# Assignment 2: Dependency parsing

In this assignment you will implement and evaluate a **dependency parser** and summarise your experimental findings in a short report. The main goal of the assignment is to give you insights into how to implement a non-trivial neural architecture for structured prediction.

**Submission:** Please email your submission to Marco ([marco.kuhlmann@liu.se](mailto:marco.kuhlmann@liu.se))

**Due date:** 2 June (extended from 25 May)

## The data set

The data set for the lab is the English Web Treebank from the [Universal Dependencies Project](http://universaldependencies.org), a corpus containing more than 16,000 sentences (254,000&nbsp;tokens) annotated with dependency trees (among other things). The Universal Dependencies Project distributes its data in the [CoNLL-U format](https://universaldependencies.org/format.html). The code in the next cell can be used to read data in this format from a file-like object:

In [None]:
ROOT = ('<root>', '<root>', 0)  # Pseudoword; see comment below

def read_data(source):
    buffer = [ROOT]
    for line in source:
        if not line.startswith('#'):  # Skip lines with comments
            line = line.rstrip()
            if not line:
                yield buffer
                buffer = [ROOT]
            else:
                columns = line.split('\t')
                if columns[0].isdigit():  # Skip range tokens
                    buffer.append((columns[1], columns[3], int(columns[6])))

For this assignment, we will use the training section and the development section of the [English Web Treebank](https://github.com/UniversalDependencies/UD_English-EWT):

In [None]:
with open('en_ewt-ud-train-projectivized.conllu') as source:
    train_data = list(read_data(source))

with open('en_ewt-ud-dev.conllu') as source:
    dev_data = list(read_data(source))

Both data sets consist of syntactically analyzed sentences. In this assignment, an analyzed sentence is represented as a list of triples, where the first component of each triple represents a word form, the second component represents the word’s tag, and the third component is an integer specifying the position of the word’s syntactic head, i.e., its parent in the dependency tree. Run the following code cell to see an example:

In [None]:
dev_data[100]

In this example the head of the word *I* is the word at position&nbsp;2, *ran*; the dependents of *ran* are *I* (position&nbsp;1), *item* (position&nbsp;5), *Internet* (position&nbsp;8), as well as the final punctuation mark. Note that each sentence is preceded by the pseudoword `<root>` (position&nbsp;0); this turns out to be useful for technical reasons.

## Your tasks

Your task is to implement a dependency parser, train this parser on the training data, and evaluate its performance on the development data. We provide skeleton code for the implementation of a simple transition-based dependency parser (&lsquo;baseline parser&rsquo;) in the vein of [Chen and Manning (2014)](https://www.aclweb.org/anthology/D14-1082/); however, you are free to implement any architecture that you would like to try. For example, you could try to implement the arc-hybrid system and dynamic oracle described in [Goldberg and Nivre (2013)](https://www.aclweb.org/anthology/Q13-1033/), or one of the architectures described in [Kiperwasser and Goldberg (2016)](https://www.aclweb.org/anthology/Q16-1023/).

### Deliverables

Submit a Jupyter notebook with your code as well as a brief report that describes your implementation and your experimental results. It is required that the notebook can be run easily, maybe just with some trivial modification to point to the location of the data.

### Grading

To pass the assignment, you must submit a complete and working implementation of a dependency parser and a well-written report. Your parser must reach an unlabelled attachment score (UAS) on the development data of at least 70%; see the end of this notebook for details. If you choose to implement other methods, you should be able to obtain UAS scores that are significantly higher than 70%.

## Baseline parser

In this section we will walk you through the implementation of a simple transition-based parser in the style of [Chen and Manning (2014)](https://www.aclweb.org/anthology/D14-1082/). This &lsquo;baseline&rsquo; parser is based on the arc-standard algorithm that was presented in class.

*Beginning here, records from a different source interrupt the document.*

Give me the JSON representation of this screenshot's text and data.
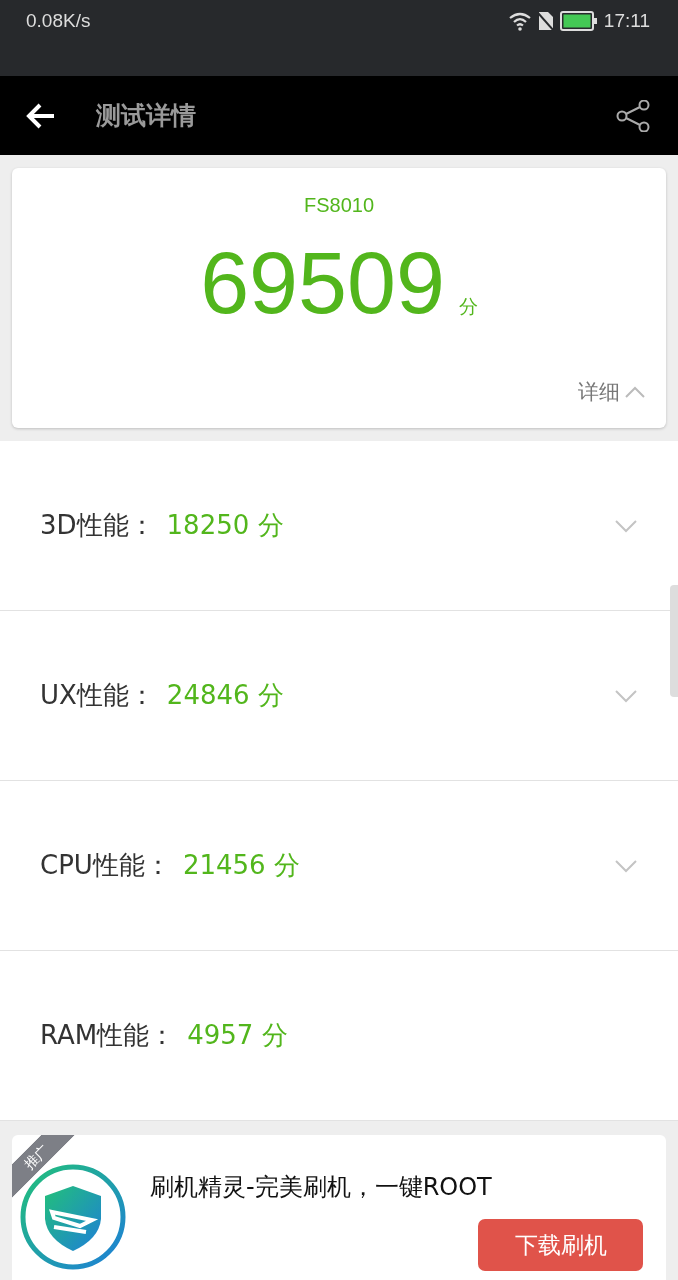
{
  "status_bar": {
    "speed": "0.08K/s",
    "time": "17:11"
  },
  "toolbar": {
    "title": "测试详情"
  },
  "summary": {
    "device": "FS8010",
    "score": "69509",
    "unit": "分",
    "detail": {
      "label": "详细",
      "expanded": true
    }
  },
  "categories": [
    {
      "label": "3D性能：",
      "score": "18250 分",
      "kind": "expandable"
    },
    {
      "label": "UX性能：",
      "score": "24846 分",
      "kind": "expandable"
    },
    {
      "label": "CPU性能：",
      "score": "21456 分",
      "kind": "expandable"
    },
    {
      "label": "RAM性能：",
      "score": "4957 分",
      "kind": "plain"
    }
  ],
  "ad": {
    "tag": "推广",
    "title": "刷机精灵-完美刷机，一键ROOT",
    "button": "下载刷机"
  }
}
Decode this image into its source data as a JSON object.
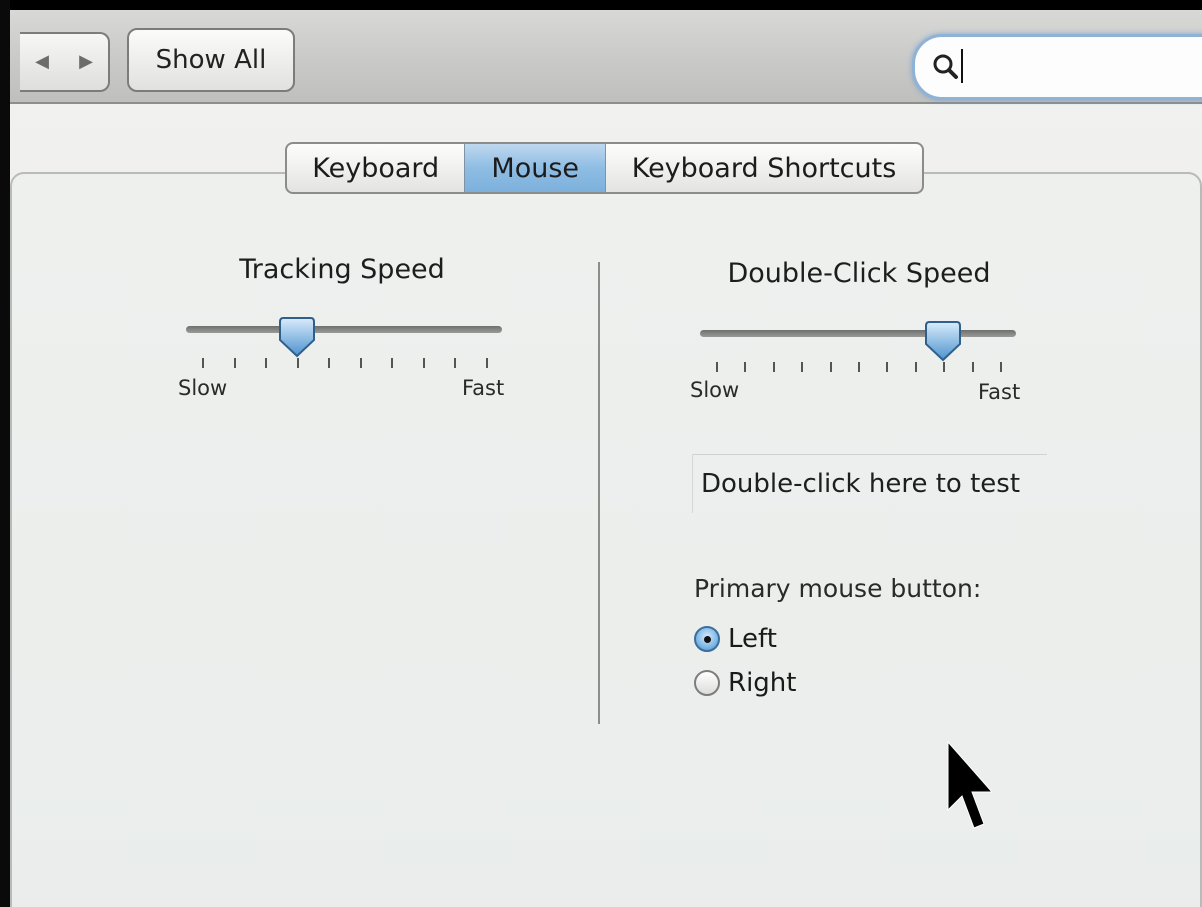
{
  "toolbar": {
    "back_glyph": "◀",
    "forward_glyph": "▶",
    "show_all_label": "Show All",
    "search_placeholder": "",
    "search_icon": "search-icon"
  },
  "tabs": [
    {
      "label": "Keyboard",
      "selected": false
    },
    {
      "label": "Mouse",
      "selected": true
    },
    {
      "label": "Keyboard Shortcuts",
      "selected": false
    }
  ],
  "tracking": {
    "title": "Tracking Speed",
    "min_label": "Slow",
    "max_label": "Fast",
    "tick_count": 10,
    "value_tick": 3
  },
  "double_click": {
    "title": "Double-Click Speed",
    "min_label": "Slow",
    "max_label": "Fast",
    "tick_count": 11,
    "value_tick": 8,
    "test_area_text": "Double-click here to test"
  },
  "primary_button": {
    "label": "Primary mouse button:",
    "options": [
      {
        "label": "Left",
        "selected": true
      },
      {
        "label": "Right",
        "selected": false
      }
    ]
  },
  "colors": {
    "selected_tab": "#8ebde3",
    "accent": "#4f8fc6",
    "search_focus": "#8fb3d6"
  }
}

We present the skeleton code for the baseline parser in six steps.

### Step 1: Encoding the data

It will be convenient to represent the strings in the data by indexes as integers. Your first task then is to implement a function that constructs these vocabularies, and a second function that encodes the data into integer form.

In [None]:
def make_vocabs(gold_sentences):
    raise NotImplementedError

def encode(vocab_words, vocab_tags, gold_sentences):
    raise NotImplementedError

Your implementation should confirm to the following specification:

**make_vocabs** (*gold_sentences*)

> Returns a pair of two vocabularies, represented as dictionaries: a *word vocabulary* and a *tag vocabulary*. The word vocabulary maps the unique words in the *gold_sentences* to a contiguous range of integers between $0$ and $W+1$, where $W$ is the total number of unique words. Similarly, the tag vocabulary maps the unique part-of-speech tags in the *gold_sentences* to a range between $0$ and $T$, where $T$ is the total number of unique tags. The special words `<pad>` (used later for padding undefined values) and `<unk>` (used in place of unknown words at prediction time) are mapped to the indexes&nbsp;0 and&nbsp;1, respectively. The special tag `<pad>` is mapped to the index&nbsp;0.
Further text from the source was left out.